Uroczysta inauguracja pontyfikatu papieża Leona XIV
„Budujmy Kościół oparty na miłości Boga i będący znakiem jedności, Kościół misyjny, który otwiera ramiona na świat, głosi Słowo, pozwala, by go niepokoiła historia, i który staje się zaczynem zgody dla ludzkości. Razem, jako jeden lud, jako fratelli tutti, idźmy ku Bogu i miłujmy się wzajemnie” – powiedział papież Leon XIV 18 maja podczas uroczystej inauguracji swego pontyfikatu.
Ojciec Święty nawiązał na początku do wydarzeń ostatnich dni, kiedy cały świat przeżywał śmierć jego poprzednika, papieża Franciszka, a następnie do doświadczenia konklawe, w którym kardynałowie mieli szczególną świadomość działania Ducha Świętego. „Zostałem wybrany nie mając żadnych zasług. Z bojaźnią i drżeniem przychodzę do Was jako brat, który pragnie stać się sługą waszej wiary i waszej radości, podążając z wami drogą miłości Boga, który pragnie, abyśmy wszyscy byli zjednoczeni w jedną rodzinę” – stwierdził Leon XIV. Zaznaczył, iż miłość i jedność to dwa wymiary misji, powierzonej Piotrowi przez Jezusa.
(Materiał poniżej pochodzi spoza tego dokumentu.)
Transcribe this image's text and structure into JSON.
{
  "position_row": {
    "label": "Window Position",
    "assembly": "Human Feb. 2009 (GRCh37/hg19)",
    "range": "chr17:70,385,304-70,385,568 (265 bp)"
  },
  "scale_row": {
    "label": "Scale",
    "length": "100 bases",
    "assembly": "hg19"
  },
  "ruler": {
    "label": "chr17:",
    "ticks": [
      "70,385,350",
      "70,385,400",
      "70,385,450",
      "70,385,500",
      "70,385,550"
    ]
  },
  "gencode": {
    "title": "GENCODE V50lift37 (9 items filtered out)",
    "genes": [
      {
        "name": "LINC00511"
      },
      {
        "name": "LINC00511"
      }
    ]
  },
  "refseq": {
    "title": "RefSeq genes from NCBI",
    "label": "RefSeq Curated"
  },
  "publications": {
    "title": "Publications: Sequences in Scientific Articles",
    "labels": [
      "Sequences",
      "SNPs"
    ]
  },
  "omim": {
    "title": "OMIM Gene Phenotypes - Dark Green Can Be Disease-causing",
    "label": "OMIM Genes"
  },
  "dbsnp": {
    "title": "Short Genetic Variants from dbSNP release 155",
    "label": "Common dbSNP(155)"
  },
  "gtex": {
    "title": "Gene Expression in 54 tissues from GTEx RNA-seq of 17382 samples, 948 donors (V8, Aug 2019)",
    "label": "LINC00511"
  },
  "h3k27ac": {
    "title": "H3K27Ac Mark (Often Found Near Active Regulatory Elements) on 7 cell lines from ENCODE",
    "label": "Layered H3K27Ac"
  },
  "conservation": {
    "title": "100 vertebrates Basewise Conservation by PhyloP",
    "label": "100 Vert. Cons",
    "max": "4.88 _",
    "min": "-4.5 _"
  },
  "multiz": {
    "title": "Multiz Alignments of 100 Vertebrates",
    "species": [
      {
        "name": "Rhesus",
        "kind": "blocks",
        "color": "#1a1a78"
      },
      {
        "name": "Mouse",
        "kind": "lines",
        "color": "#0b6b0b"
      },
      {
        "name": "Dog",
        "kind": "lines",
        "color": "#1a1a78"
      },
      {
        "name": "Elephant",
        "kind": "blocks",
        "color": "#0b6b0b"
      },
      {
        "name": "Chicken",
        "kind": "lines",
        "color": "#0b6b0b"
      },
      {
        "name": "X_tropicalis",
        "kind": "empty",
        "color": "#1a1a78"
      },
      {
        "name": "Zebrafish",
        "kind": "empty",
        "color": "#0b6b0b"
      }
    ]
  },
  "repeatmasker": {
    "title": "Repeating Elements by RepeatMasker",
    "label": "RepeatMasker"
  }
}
Papież odniósł się także do odczytanego fragmentu Ewangelii (J, 21, 15-19) mówiącego o misji powierzonej przez Pana Jezusa Piotrowi, i podkreślił, że powierzone jest jemu zadanie „miłować więcej” i oddać swoje życie za owczarnię. Przypomniał, iż „Kościół Rzymski przewodniczy w miłości, a jego prawdziwą władzę stanowi miłość Chrystusa. Nigdy nie chodzi o zdobywanie innych poprzez dominację, religijną propagandę czy za pomocą narzędzi władzy, lecz chodzi zawsze i wyłącznie o to, by miłować tak, jak czynił to Jezus” – powiedział Ojciec Święty.
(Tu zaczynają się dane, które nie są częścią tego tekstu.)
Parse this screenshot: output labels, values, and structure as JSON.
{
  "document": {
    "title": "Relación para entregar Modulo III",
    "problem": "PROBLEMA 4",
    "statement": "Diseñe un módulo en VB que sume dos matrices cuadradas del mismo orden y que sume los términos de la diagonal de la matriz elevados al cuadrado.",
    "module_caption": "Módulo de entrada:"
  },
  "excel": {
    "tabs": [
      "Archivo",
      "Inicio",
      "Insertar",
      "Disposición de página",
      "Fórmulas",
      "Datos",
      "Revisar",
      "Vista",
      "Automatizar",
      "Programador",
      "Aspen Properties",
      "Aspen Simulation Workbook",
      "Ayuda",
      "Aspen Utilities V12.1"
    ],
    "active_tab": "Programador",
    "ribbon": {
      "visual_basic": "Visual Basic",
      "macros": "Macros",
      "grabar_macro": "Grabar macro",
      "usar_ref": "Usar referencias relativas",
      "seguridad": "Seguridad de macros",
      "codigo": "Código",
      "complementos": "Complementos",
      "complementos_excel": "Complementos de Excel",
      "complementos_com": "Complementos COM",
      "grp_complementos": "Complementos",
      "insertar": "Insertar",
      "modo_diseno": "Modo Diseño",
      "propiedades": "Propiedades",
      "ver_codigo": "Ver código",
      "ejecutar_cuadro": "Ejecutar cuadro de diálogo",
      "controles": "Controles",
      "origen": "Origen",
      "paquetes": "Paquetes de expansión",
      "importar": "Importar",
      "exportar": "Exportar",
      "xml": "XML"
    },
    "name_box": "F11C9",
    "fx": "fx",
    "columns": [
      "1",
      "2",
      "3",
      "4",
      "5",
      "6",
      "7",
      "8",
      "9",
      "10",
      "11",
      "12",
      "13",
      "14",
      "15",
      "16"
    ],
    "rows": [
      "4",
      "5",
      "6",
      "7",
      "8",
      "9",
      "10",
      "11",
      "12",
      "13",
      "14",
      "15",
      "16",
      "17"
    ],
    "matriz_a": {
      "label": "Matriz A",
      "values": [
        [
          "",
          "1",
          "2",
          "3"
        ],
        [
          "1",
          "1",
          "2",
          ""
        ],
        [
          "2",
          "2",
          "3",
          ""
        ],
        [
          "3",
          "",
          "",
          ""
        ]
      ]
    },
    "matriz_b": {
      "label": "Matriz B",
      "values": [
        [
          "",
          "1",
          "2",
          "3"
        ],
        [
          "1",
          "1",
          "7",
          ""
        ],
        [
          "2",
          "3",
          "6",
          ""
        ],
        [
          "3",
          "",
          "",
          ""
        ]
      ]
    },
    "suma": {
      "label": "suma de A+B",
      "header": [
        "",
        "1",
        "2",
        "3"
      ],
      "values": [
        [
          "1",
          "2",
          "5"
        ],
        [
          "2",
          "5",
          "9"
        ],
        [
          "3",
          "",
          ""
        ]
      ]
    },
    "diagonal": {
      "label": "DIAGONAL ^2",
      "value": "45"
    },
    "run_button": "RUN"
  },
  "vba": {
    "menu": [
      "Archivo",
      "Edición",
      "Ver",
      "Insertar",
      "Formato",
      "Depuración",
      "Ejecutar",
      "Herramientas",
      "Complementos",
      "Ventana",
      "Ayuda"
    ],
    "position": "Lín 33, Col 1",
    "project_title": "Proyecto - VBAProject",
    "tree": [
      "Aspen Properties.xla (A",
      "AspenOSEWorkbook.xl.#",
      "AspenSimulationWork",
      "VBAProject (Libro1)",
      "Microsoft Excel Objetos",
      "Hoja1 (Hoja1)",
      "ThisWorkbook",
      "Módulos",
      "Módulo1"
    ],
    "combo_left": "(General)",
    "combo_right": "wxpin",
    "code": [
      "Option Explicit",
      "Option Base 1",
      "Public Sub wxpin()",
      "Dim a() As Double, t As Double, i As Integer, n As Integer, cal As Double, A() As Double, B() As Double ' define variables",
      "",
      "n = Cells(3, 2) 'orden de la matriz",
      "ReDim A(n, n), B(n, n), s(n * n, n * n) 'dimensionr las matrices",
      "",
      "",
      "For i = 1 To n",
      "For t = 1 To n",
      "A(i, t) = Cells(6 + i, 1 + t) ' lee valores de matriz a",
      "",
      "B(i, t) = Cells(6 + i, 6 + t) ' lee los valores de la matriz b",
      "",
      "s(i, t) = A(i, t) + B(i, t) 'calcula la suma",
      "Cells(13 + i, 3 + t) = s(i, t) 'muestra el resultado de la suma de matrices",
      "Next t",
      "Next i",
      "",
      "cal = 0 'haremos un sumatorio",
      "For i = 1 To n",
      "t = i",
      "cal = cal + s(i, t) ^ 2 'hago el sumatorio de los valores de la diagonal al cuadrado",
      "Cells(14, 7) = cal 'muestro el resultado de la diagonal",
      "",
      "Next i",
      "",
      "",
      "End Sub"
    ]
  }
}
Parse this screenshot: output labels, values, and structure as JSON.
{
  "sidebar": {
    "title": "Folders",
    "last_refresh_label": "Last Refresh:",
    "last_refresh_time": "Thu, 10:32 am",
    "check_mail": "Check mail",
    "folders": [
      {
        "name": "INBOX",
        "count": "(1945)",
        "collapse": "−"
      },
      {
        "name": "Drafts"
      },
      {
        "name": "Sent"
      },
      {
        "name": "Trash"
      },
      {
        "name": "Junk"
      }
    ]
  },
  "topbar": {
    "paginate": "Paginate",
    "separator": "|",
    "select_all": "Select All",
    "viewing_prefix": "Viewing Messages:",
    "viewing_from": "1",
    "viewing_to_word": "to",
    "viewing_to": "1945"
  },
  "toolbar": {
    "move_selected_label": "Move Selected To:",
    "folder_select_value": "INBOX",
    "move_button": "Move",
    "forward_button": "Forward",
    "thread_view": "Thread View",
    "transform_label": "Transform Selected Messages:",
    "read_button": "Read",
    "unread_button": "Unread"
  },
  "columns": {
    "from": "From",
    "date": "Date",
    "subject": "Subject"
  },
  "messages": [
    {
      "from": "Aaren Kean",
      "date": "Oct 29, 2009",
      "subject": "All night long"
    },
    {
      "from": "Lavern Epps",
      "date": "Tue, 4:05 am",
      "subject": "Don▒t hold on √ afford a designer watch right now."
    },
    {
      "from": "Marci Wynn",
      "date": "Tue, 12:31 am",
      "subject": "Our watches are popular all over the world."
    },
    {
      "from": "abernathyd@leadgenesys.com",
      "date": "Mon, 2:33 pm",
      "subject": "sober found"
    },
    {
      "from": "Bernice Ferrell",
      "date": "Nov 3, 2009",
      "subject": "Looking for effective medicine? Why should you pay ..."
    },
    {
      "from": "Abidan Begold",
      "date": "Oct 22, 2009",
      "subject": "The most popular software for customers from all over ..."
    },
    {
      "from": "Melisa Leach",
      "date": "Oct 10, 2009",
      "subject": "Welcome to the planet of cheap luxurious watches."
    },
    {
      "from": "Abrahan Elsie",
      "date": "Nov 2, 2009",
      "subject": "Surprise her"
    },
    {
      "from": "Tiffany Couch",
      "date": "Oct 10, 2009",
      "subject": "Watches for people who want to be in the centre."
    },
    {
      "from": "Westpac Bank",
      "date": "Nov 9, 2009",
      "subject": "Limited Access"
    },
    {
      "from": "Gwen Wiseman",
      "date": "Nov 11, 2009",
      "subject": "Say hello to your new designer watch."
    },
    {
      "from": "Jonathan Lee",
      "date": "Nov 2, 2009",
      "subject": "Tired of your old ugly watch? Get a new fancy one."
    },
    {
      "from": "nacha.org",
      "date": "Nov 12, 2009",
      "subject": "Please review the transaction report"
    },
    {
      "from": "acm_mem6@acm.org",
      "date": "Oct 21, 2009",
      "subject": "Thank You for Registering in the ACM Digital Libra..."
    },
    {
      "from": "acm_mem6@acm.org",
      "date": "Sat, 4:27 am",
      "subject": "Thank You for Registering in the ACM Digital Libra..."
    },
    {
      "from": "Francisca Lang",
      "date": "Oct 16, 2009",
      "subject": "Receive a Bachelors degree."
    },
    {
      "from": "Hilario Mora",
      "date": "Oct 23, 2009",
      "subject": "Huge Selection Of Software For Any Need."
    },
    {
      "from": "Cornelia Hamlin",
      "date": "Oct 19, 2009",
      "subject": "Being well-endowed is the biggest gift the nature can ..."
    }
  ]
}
Leon XIV podkreślił, że kamieniem węgielnym jest Chrystus, a „Piotr ma paść owczarnię, nie ulegając nigdy pokusie, by stać się samotnym wodzem, lub przywódcą wynoszącym się ponad innych, który czyni się panem powierzonych sobie osób (por. 1 P 5, 3). Wręcz przeciwnie – od niego wymaga się, aby służył wierze braci, idąc razem z nimi” - zaznaczył. „Chciałbym, bracia i siostry, aby to było naszym pierwszym wielkim pragnieniem: Kościół zjednoczony, znak jedności i komunii, który staje się zaczynem pojednanego świata” – powiedział papież.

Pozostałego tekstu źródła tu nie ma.